Kareem's father Mike immigrated from Palestine to come to the United States. He first settled in Detroit and took a job on the assembly line at the Ford Motor Company. In the 1970's he realized Brooklyn was a good place to succeed and that there was opportunity in the grocery business. After he arrived here he bought a small store on Nostrand Avenue from an old Jewish man. Over the years he expanded the operation. Also his family grew. He arrived with three children and had three more once he settled in Brooklyn, altogether there are five boys and a girl. All of his sons, including Ash and Kareem, worked in the business and today are full time. Brooklyn is a good place to run a business but it was a rough place at first and over the years there were two recessions and two blackouts and numerous other problems to be dealt with, but the family stuck together and made Met Food a success. As conditions improved in Crown Heights, Kareem took a more and more active role in the business. He eventually married, had children and became a responsible manager of Met Food. The business is not an easy one.
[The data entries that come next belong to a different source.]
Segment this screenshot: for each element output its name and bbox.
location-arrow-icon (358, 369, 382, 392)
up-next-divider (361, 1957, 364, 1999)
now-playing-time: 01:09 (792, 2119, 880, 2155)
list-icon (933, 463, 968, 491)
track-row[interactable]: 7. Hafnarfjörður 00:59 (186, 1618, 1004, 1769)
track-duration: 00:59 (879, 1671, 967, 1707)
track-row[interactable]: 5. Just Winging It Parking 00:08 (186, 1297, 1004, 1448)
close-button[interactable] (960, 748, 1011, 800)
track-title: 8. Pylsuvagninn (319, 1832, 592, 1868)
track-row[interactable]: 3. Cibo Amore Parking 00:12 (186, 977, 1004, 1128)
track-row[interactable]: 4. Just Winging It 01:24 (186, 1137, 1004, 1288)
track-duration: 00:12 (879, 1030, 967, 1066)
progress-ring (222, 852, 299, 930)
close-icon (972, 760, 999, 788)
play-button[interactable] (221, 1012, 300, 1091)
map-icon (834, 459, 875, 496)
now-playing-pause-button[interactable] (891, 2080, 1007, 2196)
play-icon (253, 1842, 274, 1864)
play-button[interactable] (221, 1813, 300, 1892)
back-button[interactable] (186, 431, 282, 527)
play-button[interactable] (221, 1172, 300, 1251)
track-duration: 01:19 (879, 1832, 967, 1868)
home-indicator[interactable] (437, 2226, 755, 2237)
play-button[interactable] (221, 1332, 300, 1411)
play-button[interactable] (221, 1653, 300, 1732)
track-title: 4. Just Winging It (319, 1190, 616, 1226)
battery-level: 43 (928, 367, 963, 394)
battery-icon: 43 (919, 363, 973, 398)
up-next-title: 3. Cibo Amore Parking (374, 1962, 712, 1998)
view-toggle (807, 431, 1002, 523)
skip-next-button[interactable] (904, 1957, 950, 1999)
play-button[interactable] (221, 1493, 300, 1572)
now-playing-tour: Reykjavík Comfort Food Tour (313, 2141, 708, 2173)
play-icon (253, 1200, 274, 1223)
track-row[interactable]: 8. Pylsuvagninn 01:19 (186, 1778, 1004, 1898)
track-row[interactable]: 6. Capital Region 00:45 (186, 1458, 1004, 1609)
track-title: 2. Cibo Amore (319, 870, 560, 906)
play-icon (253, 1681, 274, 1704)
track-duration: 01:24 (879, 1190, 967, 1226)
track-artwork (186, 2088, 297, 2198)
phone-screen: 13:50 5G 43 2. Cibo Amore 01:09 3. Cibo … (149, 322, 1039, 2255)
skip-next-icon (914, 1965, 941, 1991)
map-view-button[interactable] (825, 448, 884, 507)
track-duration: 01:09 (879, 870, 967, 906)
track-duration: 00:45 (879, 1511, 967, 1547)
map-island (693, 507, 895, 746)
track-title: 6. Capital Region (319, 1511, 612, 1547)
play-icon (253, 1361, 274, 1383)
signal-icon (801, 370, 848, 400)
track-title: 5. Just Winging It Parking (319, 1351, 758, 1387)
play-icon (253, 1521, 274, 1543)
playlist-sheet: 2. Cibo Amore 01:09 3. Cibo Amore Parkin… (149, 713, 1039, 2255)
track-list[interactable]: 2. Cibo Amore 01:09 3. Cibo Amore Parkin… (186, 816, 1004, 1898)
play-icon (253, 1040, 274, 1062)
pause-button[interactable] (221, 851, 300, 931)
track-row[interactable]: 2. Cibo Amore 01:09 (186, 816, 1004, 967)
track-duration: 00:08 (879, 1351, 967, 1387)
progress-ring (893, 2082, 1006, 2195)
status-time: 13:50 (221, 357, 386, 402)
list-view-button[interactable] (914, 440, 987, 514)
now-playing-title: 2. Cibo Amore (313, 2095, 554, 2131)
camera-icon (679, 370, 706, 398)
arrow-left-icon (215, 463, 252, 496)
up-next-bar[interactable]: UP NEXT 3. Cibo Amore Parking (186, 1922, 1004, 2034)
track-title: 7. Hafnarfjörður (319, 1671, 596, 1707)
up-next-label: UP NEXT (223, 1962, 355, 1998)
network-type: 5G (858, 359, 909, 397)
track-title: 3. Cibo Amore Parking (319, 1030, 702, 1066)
There is lots of physical labor, and he must conduct careful calculations adjusting quality and price to best serve the needs and desires of his customers, but one has to say that he has succeeded. More than anything else the store thrives on the basis of its involvement with the community, and it is not just getting the products that people want. To stand with Kareem on the sidewalk outside means that every few minutes he greets a customer by name with a warm hello and a few friendly words. The goodwill in the community is immense, and it goes beyond friendly chat. People have turned to Kareem's family for advice. For example, a couple took Mike's advice to heart. He told them, “God is not going to make any more land.” They invested in real estate and did very well. Many old customers who have moved away still come back to talk and catch up. Many more such stories could be told. However, Kareem does not want his children to take over the store. Perhaps he would like them to become professionals like his brother who became a lawyer. He regards the business as a hard one that wears people out. He has done very well; he wants his children to do even better.